Guest Blog by Michael Bertsch

Freedom is untidy; Liberty: less so.

Rather than to establish “freedom,” The US Constitution secures for us and our posterity the “Blessings of Liberty.” I prefer liberty to freedom, and I’ll tell you why.

My freedom to swing my fist in the air stops at the end of someone else’s nose. That is, I must consider “the Other” when I choose to do things. Were I to exercise “freedom”, I could swing my fist with no thought of consequences. Therein lies the actual problem with respect to freedom and liberty.

Liberty requires an understanding that everyone’s judgment differs about what is and is not desirable.

Embracing liberty does not mean allowing The Stupid freely to run rampant. Rather, liberty requires that we understand the existence of The Stupid, and mitigate against its effects upon The Common Wealth. The Stupid blindly pursues freedom whether or not it sullies The Common Wealth.

Liberty is the check on freedom when the exercise of freedom infringes upon the Common Wealth.

Liberty allows us to regulate corporations whose wastes sully the Common Wealth. Liberty allows us to regulate predatory lenders who create nefarious financial instruments. Reducing regulations, for example, increased the freedom for Wall Street, and we still perceive the results nearly ten years later.

Liberty also requires a thicker skin, so as not to feel too offended too soon. Yes: suck it up sometimes. Ain’t no thang, as it were.

Before the Mulford Act, any Californian could carry any weapon openly. In fact, when I was a high school freshman in 1967, we had Miss Campbell’s World History Class. We were studying World War One―the Great War, as if any war could be “great.” I told her I had a WWI rifle, a gift from my dad several years before in response to my wanting a .22 rifle. He wanted me to respect The Rifle, so instead he got me a 1917 Budapest m95 carbine in 8x50r. Back then, ammo was easy to get. Now? Nah. I wish I still had a few hundred rounds. I’d sell ’em and make a mint. Now I have to reload for it. Luckily, I have the skillz. Where was I, oh yeah, History class…

So in World History, Miss Campbell said, “Bring it in so we can see what rifles from that time looked like.” At 15, I just slung the rifle over my shoulder and rode my bike to school like always, and I got to find out what the side sling swivel was for. No one batted an eye. Not so today. I’d probably be shot by a SWAT team, by two SWAT teams, possibly more likely if I were Black.

In 1967 I could carry my rifle over my shoulder on my bike with no troubles because I was exercising liberty properly. That is, I knew not to point it at folks to intimidate them and so on. And since “a gun is always loaded,” I frequently opened the bolt to ensure this was so. Plus, none of my school mates had ever seen a straight-pull bolt-action rifle. Neat-o.

There’s the essence of liberty: pay attention to your actions and decide whether someone’s liberty might be infringed by what you do. Then, act accordingly.

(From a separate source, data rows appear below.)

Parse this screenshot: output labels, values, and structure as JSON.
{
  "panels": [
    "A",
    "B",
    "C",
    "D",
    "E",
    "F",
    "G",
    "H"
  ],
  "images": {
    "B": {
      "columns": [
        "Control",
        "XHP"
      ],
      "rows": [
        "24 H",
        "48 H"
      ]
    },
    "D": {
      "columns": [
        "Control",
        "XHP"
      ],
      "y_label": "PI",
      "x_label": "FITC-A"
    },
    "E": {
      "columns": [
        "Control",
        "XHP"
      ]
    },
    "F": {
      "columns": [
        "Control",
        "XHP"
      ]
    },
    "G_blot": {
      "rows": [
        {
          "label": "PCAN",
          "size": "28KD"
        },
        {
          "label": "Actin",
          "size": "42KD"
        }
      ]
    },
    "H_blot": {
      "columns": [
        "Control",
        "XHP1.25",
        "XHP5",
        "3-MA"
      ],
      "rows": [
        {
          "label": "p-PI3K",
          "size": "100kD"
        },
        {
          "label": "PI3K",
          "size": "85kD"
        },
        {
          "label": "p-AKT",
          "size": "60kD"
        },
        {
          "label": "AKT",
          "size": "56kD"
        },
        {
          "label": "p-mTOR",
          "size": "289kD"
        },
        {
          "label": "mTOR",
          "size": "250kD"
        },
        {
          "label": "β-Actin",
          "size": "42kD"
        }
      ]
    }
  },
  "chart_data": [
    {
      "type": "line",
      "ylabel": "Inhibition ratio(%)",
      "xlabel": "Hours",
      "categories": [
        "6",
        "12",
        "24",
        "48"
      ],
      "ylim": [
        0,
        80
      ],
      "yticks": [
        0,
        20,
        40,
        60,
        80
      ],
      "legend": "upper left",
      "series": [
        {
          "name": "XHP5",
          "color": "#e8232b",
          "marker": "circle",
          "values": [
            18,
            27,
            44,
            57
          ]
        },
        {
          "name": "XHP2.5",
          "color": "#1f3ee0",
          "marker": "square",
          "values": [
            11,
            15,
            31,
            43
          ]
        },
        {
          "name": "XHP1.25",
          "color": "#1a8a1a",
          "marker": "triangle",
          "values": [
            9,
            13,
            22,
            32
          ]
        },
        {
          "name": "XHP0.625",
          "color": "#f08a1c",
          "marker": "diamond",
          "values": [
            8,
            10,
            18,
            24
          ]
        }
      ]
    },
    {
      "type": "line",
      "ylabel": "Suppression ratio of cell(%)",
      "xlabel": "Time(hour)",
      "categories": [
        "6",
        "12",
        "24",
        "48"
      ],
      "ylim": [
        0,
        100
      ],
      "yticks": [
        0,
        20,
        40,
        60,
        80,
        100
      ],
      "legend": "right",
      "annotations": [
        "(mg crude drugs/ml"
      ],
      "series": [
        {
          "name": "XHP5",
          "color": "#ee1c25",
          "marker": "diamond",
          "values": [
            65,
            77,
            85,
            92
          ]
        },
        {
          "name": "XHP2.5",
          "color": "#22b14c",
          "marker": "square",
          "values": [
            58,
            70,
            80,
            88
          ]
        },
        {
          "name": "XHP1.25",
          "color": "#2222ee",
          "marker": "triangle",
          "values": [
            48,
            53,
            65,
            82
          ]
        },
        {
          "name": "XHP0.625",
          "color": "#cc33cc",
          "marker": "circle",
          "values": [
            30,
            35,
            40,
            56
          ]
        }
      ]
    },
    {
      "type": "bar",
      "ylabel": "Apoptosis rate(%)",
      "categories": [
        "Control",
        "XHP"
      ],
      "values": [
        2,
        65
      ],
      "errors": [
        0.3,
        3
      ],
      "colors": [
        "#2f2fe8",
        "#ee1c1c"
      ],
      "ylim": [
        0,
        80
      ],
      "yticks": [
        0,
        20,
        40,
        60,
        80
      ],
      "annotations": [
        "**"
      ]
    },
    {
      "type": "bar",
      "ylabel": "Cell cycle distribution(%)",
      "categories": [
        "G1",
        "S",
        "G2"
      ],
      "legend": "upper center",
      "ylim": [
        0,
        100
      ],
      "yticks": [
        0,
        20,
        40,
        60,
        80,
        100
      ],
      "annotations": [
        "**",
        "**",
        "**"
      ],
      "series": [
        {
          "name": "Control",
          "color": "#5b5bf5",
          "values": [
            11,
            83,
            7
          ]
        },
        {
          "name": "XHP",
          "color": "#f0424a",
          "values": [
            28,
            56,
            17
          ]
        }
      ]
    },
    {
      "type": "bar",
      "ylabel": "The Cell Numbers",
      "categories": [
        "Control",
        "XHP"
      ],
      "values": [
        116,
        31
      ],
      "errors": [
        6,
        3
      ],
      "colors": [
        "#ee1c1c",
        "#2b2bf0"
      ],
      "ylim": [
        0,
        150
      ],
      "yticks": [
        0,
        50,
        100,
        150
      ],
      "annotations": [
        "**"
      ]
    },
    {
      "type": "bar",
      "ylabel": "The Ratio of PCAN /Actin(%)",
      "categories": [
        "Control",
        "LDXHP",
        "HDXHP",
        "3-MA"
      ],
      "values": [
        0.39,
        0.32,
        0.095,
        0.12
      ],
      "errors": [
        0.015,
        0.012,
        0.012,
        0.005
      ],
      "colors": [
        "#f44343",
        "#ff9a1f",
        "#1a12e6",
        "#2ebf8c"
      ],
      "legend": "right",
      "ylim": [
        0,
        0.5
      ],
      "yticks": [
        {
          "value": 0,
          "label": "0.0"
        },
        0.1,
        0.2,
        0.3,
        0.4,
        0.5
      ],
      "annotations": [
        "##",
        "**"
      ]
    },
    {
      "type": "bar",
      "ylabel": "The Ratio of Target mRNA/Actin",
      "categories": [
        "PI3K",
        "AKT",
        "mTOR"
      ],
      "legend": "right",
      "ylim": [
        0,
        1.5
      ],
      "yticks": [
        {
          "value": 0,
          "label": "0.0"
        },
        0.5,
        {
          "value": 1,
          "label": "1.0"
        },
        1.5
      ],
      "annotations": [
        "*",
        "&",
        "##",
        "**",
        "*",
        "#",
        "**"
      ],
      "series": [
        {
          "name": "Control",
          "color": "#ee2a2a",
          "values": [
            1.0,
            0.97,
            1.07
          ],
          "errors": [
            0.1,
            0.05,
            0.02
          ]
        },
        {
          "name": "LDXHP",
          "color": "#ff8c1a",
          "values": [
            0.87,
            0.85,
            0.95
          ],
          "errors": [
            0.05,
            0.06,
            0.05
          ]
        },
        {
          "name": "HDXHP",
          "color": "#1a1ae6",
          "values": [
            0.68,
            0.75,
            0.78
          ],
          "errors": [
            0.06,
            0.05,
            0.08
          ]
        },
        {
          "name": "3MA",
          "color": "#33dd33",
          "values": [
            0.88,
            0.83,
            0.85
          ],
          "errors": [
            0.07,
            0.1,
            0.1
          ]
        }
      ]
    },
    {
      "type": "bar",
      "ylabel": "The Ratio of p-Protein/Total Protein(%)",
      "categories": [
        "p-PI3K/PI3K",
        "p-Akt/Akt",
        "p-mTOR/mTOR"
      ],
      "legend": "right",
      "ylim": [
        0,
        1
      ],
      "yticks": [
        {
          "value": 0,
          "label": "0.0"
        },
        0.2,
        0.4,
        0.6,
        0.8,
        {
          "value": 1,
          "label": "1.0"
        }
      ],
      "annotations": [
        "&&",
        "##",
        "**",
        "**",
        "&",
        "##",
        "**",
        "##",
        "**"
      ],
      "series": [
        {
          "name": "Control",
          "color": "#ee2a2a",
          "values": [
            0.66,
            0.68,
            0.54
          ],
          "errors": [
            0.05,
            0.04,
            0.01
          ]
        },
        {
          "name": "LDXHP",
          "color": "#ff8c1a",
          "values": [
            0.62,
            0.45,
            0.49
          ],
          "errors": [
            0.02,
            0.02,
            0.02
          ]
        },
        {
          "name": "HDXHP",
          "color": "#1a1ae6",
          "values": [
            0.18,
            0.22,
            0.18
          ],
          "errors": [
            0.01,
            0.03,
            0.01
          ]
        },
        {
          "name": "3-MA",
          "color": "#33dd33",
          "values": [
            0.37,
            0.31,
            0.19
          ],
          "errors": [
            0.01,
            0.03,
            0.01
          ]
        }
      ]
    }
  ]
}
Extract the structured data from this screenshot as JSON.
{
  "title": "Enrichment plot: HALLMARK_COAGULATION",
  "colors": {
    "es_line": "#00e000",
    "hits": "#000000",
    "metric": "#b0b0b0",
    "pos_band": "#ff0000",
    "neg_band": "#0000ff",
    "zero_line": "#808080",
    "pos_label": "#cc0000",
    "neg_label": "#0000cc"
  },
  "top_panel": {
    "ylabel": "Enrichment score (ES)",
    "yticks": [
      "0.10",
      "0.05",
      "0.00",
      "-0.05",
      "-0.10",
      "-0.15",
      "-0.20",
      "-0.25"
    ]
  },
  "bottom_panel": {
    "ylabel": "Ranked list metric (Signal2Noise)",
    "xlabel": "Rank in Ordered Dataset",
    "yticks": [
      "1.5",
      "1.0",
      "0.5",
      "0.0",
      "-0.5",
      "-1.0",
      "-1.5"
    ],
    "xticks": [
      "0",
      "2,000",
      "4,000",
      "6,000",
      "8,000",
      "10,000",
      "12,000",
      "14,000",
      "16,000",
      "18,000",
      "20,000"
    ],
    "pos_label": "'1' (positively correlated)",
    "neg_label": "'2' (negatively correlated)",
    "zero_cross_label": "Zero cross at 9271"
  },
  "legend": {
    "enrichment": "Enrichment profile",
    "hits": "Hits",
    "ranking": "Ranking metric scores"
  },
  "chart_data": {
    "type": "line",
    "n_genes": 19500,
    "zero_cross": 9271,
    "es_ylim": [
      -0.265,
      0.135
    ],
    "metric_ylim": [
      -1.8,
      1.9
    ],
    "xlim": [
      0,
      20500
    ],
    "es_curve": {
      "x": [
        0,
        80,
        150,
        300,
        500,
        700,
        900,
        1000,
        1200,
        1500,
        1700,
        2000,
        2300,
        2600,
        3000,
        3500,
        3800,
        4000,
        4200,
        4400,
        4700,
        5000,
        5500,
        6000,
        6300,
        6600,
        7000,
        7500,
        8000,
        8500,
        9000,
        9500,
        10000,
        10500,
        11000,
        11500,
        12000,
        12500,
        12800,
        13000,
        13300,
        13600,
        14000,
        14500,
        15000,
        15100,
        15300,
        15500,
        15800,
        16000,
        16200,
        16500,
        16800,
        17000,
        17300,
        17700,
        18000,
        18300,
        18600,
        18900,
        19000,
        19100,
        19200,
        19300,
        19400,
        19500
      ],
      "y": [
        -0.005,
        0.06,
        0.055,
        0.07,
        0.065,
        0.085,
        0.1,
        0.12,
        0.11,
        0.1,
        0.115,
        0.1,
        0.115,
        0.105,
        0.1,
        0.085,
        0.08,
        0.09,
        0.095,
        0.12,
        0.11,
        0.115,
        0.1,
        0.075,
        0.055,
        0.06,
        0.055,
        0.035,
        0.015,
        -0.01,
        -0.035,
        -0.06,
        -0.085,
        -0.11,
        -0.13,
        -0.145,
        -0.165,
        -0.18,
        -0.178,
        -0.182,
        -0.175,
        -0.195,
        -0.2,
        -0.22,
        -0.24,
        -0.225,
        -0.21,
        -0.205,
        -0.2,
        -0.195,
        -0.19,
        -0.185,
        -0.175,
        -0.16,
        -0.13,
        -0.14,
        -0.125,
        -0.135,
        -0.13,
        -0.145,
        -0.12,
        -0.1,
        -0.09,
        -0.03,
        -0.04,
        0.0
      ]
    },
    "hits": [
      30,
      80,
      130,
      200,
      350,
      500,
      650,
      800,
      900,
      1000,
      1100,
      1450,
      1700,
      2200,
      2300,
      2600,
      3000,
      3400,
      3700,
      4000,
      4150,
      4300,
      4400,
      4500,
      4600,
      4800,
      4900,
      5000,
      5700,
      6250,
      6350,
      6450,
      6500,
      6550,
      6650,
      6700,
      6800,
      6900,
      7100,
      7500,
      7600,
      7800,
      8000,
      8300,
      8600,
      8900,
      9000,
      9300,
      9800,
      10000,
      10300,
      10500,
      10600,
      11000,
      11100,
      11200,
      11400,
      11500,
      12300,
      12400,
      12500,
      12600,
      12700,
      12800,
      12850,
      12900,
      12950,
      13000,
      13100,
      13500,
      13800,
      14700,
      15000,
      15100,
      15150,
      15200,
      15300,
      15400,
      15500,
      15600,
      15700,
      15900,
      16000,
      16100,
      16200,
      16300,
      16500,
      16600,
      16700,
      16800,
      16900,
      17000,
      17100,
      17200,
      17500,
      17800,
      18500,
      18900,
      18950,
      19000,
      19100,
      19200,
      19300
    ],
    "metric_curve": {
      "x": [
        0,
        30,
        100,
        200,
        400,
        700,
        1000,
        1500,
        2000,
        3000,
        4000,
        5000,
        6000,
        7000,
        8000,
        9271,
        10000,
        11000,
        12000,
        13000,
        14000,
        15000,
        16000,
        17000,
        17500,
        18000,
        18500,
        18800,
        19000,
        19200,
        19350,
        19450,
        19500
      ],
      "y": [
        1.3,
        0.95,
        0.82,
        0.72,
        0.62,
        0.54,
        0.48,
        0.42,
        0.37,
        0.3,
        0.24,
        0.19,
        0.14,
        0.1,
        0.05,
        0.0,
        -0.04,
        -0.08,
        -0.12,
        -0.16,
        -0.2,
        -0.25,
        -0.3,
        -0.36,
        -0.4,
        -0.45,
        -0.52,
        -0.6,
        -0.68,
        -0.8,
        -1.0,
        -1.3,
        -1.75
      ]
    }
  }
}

Liberty bids us ask, “Should I say it?” Freedom lets us say any old thing–up to the point of inciting riots and shooting up abortion clinics. There’s no free speech or free assembly there. That is as it should be. When one understands liberty, we guess about the cumulative effect of decades of this kind of violent rhetoric. We see the connections between that speech and those violent acts.

Liberty is a quality whose exercise requires presence of mind and an empathy for the human condition. Freedom? Untidy. Liberty? Less so, requiring more awareness for proper use.

The views presented here do not necessarily reflect the views of The Liberal Gun Club, Inc.